Second, LED current varies drastically with supply voltage and temperature, so trying to use exactly the right voltage supply and trying to keep it correct through wiring, connectors, switches and controllers is a non-starter, and on top of that, variations between individual devices would produce uneven illumination. So instead, they're driven with constant current and that requires a higher supply voltage that can be regulated down as needed to cope with the variations.

So given that a higher voltage is needed, it's just a case of choosing an appropriate one. 6V or 9V could work, but 12V is a widely used standard, especially in the automotive world, it was already in common use for low voltage lighting and it allows plenty of headroom for voltage drops in distribution and regulation. And if the regulation is done using buck converters the higher voltage allows for lower supply current and reduces the power loss through distribution still further.


In a simple configuration like this, there is a tradeoff between efficiency and accuracy. The forward voltage of each LED is slightly different, and it changes with temperature.

If you are to run the LED strip at 3V, all LEDs must be in parallel, with no individual current limiting for each LED. That would lead to uneven lighting, and probably thermal runaway and failing LEDs.

One alternative is to have a resistor for each LED, but that gets more costly. You would also still need to supply a little more than the forward voltage of the LED in order for current to flow.

A cheap and simple solution to this is to group the LEDs in series. With 3 x 3V LEDs in each group, you can have a common current limiting resistor for the group.

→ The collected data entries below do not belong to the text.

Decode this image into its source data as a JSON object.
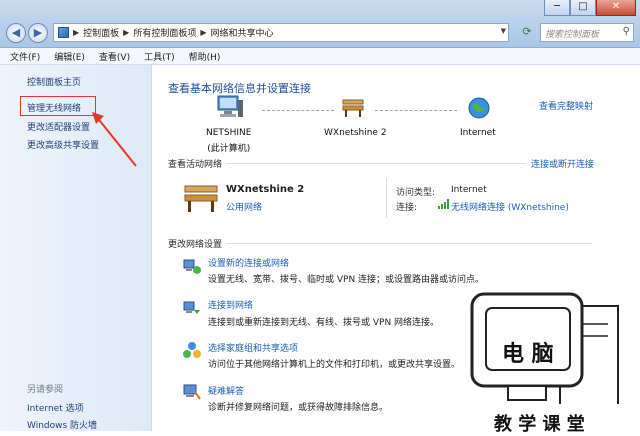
{
  "window": {
    "minimize": "─",
    "maximize": "□",
    "close": "✕"
  },
  "nav": {
    "back": "◀",
    "forward": "▶",
    "breadcrumb": [
      "控制面板",
      "所有控制面板项",
      "网络和共享中心"
    ],
    "search_placeholder": "搜索控制面板"
  },
  "menu": [
    "文件(F)",
    "编辑(E)",
    "查看(V)",
    "工具(T)",
    "帮助(H)"
  ],
  "sidebar": {
    "items": [
      "控制面板主页",
      "管理无线网络",
      "更改适配器设置",
      "更改高级共享设置"
    ],
    "see_also_title": "另请参阅",
    "see_also": [
      "Internet 选项",
      "Windows 防火墙"
    ]
  },
  "main": {
    "title": "查看基本网络信息并设置连接",
    "full_map_link": "查看完整映射",
    "nodes": [
      {
        "name": "NETSHINE",
        "sub": "(此计算机)"
      },
      {
        "name": "WXnetshine  2",
        "sub": ""
      },
      {
        "name": "Internet",
        "sub": ""
      }
    ],
    "active_title": "查看活动网络",
    "connect_link": "连接或断开连接",
    "active": {
      "name": "WXnetshine  2",
      "type": "公用网络",
      "access_label": "访问类型:",
      "access_value": "Internet",
      "conn_label": "连接:",
      "conn_value": "无线网络连接 (WXnetshine)"
    },
    "change_title": "更改网络设置",
    "tasks": [
      {
        "icon": "network-setup-icon",
        "title": "设置新的连接或网络",
        "desc": "设置无线、宽带、拨号、临时或 VPN 连接；或设置路由器或访问点。"
      },
      {
        "icon": "connect-network-icon",
        "title": "连接到网络",
        "desc": "连接到或重新连接到无线、有线、拨号或 VPN 网络连接。"
      },
      {
        "icon": "homegroup-icon",
        "title": "选择家庭组和共享选项",
        "desc": "访问位于其他网络计算机上的文件和打印机，或更改共享设置。"
      },
      {
        "icon": "troubleshoot-icon",
        "title": "疑难解答",
        "desc": "诊断并修复网络问题，或获得故障排除信息。"
      }
    ]
  },
  "watermark": {
    "line1": "电 脑",
    "line2": "教 学 课 堂"
  },
  "colors": {
    "link": "#1a5fb4",
    "highlight": "#e23a2a",
    "wifi": "#2fa82f"
  }
}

Burning about a quarter of the energy in the current limiting resistor seems to be the preferred "industry standard" tradeoff for cheap LED strips like this. Note that if the power supply sags under load, and supplies less than 12V, the efficiency of the LED strip will increase slightly, although that may not necessary be true for the PSU.

It would be more efficient to use a smaller resistor and run the LED strip at, say 9.5V instead of 12V, but again, that would give you less accurate control of the current.

I have myself run 12V LED strips at 9.5V, with the original resistors, and they still produce somewhat even light, albeit at reduced light intensity. I have then compensated by adding more LED strips. It is slightly more power efficient, but whether it is a cost effective or practical is a different question.


I am wondering why 12V is the standard voltage for LED strips (RGB/W) when each SMD LED whether it be 3535 or 5050 is usually rated for ~3V.

This will be a bit long but it turns out that this standard is a natural fit for the use case of strips.

12V white LED strips use groups of 3 LEDs and a resistor in series. With 3-3.4V on each LED, this leaves 1.8-3V on the resistor, wasting 15-25% of total power. 24V strips use groups of 6 LEDs instead of 3, and the power lost in resistors is the same, however voltage drop in the copper on the flex pcb strip is much less due to current being halved relative to 12V.

Now, why 12V or 24V? It's a compromise between convenience, cost, standardization, and efficiency.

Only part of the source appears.